One year after the nations of the world reached the historic, if limited, Paris Agreement on climate change, this meeting in Morocco was to be “Action COP” (for Conference of the Parties to the agreement). This is where the global community would put its collective shoulder to the wheel to implement a complex array of strategies to “de-carbonize” the world economy, to break our addiction to fossil fuels, in time — hopefully — to limit the increase in the planet’s average temperature to 1.5 degrees Celsius, or, failing that, to cap the rise to 2 degrees Celsius (or 2.7 to 3.6 degrees Fahrenheit). United States cooperation or, more importantly, leadership is essential if we are to combat catastrophic climate disruption. Yet last May at the Williston Basin Petroleum Conference in Bismarck, North Dakota, Trump declared, “We’re going to cancel the Paris climate agreement.”
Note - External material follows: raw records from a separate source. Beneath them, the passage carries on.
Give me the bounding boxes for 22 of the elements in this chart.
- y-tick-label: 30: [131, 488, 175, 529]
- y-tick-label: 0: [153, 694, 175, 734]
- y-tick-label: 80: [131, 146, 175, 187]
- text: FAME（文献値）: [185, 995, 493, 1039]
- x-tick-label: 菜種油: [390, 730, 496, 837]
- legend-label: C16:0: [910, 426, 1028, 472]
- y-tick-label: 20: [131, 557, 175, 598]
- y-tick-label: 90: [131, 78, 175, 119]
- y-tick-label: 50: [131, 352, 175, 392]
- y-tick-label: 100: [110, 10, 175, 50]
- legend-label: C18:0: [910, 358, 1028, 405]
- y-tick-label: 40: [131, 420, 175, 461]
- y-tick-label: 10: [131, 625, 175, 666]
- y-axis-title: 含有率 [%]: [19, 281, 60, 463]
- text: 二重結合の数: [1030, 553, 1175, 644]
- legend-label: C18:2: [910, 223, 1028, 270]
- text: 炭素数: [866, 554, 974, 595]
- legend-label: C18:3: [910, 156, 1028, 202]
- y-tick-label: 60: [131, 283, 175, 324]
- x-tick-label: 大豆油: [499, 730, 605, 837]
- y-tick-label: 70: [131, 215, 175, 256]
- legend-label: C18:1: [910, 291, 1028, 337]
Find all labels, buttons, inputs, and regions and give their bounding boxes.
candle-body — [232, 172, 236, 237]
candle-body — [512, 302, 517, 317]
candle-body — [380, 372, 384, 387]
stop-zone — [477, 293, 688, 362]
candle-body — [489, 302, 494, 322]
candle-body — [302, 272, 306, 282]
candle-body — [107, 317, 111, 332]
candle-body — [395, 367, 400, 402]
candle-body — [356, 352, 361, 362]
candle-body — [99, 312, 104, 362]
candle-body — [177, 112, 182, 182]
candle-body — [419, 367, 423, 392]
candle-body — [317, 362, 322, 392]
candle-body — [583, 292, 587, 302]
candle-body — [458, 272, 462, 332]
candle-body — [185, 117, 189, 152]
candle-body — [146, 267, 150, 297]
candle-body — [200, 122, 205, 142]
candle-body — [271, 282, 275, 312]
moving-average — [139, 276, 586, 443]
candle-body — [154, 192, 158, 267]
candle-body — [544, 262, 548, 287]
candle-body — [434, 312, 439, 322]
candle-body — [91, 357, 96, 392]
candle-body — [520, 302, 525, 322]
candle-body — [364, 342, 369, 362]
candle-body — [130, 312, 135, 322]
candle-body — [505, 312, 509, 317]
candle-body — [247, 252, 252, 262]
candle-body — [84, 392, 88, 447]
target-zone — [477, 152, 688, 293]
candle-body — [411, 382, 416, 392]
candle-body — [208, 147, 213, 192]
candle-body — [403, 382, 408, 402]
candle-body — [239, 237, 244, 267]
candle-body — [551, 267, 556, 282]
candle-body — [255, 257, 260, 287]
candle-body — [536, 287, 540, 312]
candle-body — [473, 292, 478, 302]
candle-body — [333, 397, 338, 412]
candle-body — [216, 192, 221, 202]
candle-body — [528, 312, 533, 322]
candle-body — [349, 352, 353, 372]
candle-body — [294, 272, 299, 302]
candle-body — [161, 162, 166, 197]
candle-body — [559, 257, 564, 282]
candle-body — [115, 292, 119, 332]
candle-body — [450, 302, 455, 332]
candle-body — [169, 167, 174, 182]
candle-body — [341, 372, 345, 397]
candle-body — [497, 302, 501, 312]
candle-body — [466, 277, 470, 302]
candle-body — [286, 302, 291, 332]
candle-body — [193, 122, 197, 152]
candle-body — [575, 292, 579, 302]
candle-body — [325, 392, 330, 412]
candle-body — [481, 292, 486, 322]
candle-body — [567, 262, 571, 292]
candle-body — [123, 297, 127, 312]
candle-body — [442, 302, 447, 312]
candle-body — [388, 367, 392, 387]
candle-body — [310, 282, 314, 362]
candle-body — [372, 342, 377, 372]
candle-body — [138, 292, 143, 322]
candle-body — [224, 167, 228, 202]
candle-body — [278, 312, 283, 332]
Where better to deny climate change and trumpet fossil fuels than Bismarck, the capital of North Dakota and the de facto capital of the Bakken shale formation, the area from the Dakotas to southern Canada with vast reservoirs of oil, which is most typically extracted through fracking. Bismarck is only about 30 miles north of the Standing Rock Sioux Reservation, where, just one month before Trump spoke in Bismarck, a resistance camp was established to oppose construction of the Dakota Access Pipeline. The pipeline would carry over half a million barrels of Bakken crude oil per day from North Dakota to Illinois, where it would connect to another pipeline for transfer to the Gulf of Mexico for export.

The resisters, who call themselves water protectors, not protesters, fear the pipeline will inevitably rupture where it crosses under the Missouri River, polluting the fresh-water supply on which they and many millions of people downriver depend. That small camp in April grew to several camps with thousands of protectors, including delegations from over 200 tribes — the largest gathering of tribes in decades. In September, “Democracy Now!” filmed Dakota Access Pipeline security guards unleashing attack dogs on Native Americans. The video went viral, attracting over 15 million views. Networks across the world broadcast it. The Obama administration issued an order delaying, though not yet stopping, Dakota Access Pipeline’s permission to tunnel under the Missouri River. Obama should deny it now. Kelcy Warren, the CEO of Energy Transfer Partners (the parent company of Dakota Access Pipeline), told CBS that under Trump, “It’s 100 percent … that the easement gets granted and the pipeline gets built.”

The movement to defeat the Dakota Access Pipeline has gone global, as has the opposition to the presidency of Donald Trump. There are daily expressions of solidarity with Standing Rock here at the U.N. climate summit, while discussions abound about the grim implications of a Trump administration on the climate.

Years ago on the “Democracy Now!” news hour, after wrapping up an interview with a Guyanese woman in order to shift to an interview on the U.S. presidential election, she interrupted, “I will be staying on the program for that discussion.” When asked why, she said, “Because people from all over the world should be able to vote for president of the United States.” She made a profound point: The United States is the world’s most powerful country. It has an enormous impact on the world. Donald Trump clinched the necessary Electoral College votes to win, but he clearly lost the national popular vote. Had the world’s population been able to vote, Trump would have lost resoundingly. Fortunately, the fate of the planet is not in the hands of one man. It’s up to movements everywhere to save it.